Researchers collected the peripheral blood samples at multiple time points after the onset of COVID-19, and applied dam-PCR immune repertoire amplification technology to the mRNA of all seven peptide chains of the immune repertoires of TCR-α, β, δ, γ and BCR-IgH, κ, and λ for unbiased quantitative comparison, and to longitudinally display the acquired immune response during the early onset and recovery of patients with COVID-19 in a dynamic panoramic manner. The research has found that in the early stage of infection, the expression of TCR-α and TCR-β (TRB) in the patient’s immune repertoire decreased significantly. The expression of TCR-β in ordinary patients was close to the normal level in the recovery period, while the expression of TCR-β in patients with severe COVID-19 continued to be at a very low level, indicating that the expression of TCR-β can be used as an indicative biomarker to predict the course of COVID-19. In the early stage of the onset of COVID-19, IgM first responded to viral infection and the subtype of antibody was converted to IgG. Another important finding is that the expression of IgA temporarily increased significantly in the early stage of infection, which is of great value for early diagnosis and discovery of therapeutic antibodies.

Each dot in the above figure represents a unique IgH/TRB CDR3 sequence, and its size indicates the related proportion in the repertoire. In the acute phase of COVID-19 infection, IgH virus-specific clonal amplification occurred, which maintained in the recovery period. However, in healthy controls, the clonal amplification is not significant and the diversity is good. the TRB sequence shows a significant decrease in the number of clones in the acute phase of the infection, but its clonal amplification remains in the recovery period, while its diversity returned to a level similar to that of healthy controls.

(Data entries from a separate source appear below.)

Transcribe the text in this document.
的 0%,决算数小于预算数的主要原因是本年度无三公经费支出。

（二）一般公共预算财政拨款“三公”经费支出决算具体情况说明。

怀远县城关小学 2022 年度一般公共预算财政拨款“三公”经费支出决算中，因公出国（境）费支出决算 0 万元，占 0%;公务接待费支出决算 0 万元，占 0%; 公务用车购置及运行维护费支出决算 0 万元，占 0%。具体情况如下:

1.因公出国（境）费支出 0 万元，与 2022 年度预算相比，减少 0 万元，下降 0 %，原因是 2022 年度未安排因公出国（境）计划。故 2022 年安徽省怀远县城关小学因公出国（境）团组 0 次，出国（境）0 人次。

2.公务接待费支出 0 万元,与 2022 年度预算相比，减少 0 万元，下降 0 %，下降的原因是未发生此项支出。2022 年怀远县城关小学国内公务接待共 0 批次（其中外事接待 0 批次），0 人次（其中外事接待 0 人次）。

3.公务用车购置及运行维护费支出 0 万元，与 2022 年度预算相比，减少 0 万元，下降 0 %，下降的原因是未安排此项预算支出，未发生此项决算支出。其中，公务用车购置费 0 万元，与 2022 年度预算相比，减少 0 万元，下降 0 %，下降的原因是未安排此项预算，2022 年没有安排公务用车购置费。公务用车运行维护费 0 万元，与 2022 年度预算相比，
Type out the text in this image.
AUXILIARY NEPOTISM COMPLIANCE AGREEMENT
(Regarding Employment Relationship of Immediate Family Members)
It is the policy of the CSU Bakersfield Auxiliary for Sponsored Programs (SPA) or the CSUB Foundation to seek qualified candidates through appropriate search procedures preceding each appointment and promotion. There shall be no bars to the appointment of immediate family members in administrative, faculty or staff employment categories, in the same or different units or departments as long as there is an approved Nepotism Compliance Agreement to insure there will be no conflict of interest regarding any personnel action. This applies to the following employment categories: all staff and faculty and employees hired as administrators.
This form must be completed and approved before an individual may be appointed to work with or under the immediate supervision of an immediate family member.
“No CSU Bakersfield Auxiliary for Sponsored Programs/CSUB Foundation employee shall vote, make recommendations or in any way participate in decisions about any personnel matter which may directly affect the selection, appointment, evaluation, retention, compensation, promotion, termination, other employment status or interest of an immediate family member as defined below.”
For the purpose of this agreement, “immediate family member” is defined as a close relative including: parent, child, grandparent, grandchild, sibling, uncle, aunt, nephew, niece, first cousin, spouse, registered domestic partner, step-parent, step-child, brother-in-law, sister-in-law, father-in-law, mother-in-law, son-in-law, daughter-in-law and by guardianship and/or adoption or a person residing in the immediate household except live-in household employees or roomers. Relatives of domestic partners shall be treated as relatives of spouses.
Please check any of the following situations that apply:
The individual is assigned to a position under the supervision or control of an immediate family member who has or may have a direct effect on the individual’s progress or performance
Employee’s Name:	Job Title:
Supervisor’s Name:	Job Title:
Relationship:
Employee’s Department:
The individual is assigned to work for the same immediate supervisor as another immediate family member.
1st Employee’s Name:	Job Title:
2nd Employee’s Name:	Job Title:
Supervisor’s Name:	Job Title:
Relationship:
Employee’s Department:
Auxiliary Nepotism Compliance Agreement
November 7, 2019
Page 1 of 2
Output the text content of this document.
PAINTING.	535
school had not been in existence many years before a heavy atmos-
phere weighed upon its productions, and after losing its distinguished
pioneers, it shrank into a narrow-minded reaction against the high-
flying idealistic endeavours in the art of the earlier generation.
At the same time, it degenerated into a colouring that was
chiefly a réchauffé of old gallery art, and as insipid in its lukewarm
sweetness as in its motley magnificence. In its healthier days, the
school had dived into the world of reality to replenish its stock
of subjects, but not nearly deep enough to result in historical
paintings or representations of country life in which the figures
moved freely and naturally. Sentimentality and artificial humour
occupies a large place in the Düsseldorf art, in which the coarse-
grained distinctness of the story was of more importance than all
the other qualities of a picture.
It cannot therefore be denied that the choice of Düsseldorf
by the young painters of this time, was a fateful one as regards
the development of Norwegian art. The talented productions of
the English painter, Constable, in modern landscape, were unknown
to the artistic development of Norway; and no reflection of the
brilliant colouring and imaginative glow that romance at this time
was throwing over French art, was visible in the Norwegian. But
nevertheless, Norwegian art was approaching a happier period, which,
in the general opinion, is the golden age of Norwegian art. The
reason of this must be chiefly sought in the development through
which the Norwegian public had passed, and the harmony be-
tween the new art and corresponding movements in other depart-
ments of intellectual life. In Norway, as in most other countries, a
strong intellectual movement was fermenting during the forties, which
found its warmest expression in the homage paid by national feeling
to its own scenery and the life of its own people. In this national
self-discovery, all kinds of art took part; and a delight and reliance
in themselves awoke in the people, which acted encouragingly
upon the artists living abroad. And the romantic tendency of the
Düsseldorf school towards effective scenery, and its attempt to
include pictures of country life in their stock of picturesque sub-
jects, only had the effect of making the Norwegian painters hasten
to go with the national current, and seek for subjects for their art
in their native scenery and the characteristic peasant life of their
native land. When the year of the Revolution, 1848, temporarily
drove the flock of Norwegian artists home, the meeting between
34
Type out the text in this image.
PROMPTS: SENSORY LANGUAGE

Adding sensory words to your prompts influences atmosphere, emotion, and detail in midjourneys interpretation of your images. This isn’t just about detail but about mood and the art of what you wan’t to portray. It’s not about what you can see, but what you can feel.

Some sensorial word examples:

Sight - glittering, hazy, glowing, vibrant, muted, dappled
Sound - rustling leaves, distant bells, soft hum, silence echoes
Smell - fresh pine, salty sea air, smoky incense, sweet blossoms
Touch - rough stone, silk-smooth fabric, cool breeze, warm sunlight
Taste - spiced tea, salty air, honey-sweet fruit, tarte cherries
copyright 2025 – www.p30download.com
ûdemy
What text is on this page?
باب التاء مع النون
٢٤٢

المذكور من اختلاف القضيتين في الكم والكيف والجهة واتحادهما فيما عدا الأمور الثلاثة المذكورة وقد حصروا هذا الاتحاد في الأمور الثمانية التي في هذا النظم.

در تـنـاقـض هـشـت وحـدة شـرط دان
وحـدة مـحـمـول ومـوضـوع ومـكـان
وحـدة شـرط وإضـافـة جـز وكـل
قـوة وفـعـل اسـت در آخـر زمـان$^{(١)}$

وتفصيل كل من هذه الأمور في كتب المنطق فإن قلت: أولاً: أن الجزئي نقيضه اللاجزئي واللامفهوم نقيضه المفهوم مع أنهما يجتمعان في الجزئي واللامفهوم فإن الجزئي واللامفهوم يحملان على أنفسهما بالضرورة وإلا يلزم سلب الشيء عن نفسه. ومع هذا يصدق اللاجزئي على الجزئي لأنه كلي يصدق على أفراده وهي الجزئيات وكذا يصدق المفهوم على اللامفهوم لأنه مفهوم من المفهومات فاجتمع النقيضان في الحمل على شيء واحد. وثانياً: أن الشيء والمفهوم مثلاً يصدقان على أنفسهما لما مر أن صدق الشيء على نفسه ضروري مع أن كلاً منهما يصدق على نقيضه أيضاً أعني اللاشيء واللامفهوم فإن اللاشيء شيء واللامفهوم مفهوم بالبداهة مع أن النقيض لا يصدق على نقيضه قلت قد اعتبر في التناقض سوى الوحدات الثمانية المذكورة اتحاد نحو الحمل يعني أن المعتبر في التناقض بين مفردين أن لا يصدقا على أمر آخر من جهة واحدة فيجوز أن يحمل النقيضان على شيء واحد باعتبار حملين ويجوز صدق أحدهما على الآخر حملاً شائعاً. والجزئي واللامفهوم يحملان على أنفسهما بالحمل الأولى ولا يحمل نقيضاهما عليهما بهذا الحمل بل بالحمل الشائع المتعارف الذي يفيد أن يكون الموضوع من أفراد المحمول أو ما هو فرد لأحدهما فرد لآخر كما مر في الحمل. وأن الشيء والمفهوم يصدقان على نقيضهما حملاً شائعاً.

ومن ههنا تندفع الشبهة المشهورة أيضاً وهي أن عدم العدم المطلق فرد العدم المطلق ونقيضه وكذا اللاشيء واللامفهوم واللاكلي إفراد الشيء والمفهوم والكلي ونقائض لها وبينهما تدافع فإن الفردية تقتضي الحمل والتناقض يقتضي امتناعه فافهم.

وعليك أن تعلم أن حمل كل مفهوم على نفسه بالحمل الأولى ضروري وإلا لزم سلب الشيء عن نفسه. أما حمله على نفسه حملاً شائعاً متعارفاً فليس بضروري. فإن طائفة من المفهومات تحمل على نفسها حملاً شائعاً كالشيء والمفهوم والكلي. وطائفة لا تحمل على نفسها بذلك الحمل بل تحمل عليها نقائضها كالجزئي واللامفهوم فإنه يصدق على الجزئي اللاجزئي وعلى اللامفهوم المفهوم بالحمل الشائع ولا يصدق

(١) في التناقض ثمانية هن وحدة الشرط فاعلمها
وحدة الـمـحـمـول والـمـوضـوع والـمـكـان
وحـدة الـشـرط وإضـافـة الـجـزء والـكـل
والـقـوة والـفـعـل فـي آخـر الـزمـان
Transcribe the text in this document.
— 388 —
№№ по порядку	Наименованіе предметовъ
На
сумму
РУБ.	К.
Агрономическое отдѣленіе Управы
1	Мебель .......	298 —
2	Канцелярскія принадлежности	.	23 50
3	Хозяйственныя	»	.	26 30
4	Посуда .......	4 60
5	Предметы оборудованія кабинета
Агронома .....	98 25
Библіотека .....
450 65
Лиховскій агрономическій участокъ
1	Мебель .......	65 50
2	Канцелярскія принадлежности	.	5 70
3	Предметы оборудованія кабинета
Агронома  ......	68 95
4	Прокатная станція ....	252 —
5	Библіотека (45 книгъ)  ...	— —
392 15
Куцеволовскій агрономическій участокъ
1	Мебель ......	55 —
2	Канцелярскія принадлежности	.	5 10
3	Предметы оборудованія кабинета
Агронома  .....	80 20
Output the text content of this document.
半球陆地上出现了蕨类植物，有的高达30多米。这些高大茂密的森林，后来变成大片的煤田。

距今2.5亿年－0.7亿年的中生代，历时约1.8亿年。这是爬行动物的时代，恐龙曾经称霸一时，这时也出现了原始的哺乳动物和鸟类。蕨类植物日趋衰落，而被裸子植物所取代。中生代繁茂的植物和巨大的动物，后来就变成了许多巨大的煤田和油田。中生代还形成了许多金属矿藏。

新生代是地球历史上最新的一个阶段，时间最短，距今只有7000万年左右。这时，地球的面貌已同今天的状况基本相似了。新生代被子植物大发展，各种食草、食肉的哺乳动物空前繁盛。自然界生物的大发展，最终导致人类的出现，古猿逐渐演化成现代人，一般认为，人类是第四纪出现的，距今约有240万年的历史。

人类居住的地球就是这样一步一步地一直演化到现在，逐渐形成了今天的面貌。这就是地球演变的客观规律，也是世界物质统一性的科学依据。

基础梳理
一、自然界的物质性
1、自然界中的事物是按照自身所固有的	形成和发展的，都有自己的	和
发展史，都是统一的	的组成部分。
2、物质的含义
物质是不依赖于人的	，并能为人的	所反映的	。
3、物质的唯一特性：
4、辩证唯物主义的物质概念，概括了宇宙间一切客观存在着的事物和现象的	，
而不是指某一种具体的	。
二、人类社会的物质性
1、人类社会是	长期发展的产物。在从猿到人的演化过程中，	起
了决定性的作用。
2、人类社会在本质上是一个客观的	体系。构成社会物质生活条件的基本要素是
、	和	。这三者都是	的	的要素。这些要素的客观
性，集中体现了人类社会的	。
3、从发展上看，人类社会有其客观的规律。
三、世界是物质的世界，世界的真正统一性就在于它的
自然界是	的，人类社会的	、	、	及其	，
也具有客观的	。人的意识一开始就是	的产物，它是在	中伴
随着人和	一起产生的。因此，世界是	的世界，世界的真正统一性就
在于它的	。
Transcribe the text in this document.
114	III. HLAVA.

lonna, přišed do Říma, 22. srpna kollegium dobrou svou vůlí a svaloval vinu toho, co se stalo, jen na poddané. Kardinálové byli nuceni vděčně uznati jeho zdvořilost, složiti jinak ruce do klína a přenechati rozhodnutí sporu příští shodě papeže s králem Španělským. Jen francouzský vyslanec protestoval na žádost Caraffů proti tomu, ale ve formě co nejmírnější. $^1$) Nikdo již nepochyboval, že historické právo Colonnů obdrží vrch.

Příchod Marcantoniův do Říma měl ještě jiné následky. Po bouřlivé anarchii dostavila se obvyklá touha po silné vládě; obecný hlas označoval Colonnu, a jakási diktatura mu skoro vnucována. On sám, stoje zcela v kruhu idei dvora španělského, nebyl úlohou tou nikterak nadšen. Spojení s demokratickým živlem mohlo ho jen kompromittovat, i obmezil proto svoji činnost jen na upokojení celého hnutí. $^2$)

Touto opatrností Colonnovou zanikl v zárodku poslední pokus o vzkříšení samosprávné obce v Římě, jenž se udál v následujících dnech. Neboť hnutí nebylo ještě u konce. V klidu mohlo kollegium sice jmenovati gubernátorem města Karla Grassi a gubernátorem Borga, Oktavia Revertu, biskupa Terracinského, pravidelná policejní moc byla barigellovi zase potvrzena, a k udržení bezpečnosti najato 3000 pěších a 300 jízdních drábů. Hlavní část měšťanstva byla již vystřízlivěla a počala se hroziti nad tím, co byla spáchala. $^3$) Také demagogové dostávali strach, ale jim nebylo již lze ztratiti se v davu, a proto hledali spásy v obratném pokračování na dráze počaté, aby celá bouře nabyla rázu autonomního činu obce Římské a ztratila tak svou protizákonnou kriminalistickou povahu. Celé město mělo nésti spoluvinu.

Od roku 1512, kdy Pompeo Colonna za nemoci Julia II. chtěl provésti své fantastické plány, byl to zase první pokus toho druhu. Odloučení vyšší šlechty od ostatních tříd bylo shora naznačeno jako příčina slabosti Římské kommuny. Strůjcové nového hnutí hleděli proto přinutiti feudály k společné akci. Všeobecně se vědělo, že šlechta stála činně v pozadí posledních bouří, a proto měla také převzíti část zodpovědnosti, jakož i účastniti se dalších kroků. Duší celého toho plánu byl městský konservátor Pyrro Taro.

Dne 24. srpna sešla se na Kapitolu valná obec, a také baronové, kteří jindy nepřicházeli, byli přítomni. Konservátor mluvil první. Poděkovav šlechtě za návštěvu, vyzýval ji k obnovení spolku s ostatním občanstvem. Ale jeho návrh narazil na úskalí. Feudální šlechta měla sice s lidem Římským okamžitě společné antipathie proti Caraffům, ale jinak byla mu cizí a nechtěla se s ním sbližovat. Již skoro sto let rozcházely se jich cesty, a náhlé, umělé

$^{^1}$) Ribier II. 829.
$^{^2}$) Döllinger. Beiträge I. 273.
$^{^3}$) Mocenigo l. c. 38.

The research has shown that immune repertoire analysis is a new method to evaluate the host’s acquired immune response to infectious diseases. The research systematically displays the changes in the immune repertoire of BCR and TCR in patients with COVID-19, which provides guidance for clinical treatment, and contributes to the development of antiviral treatments and vaccines. In the future, we will cooperate with counterparts at home and abroad to search for neutralizing antibodies against pathogens by calculating and analyzing the changes in the antibody repertoire in the peripheral blood of patients in the recovery period.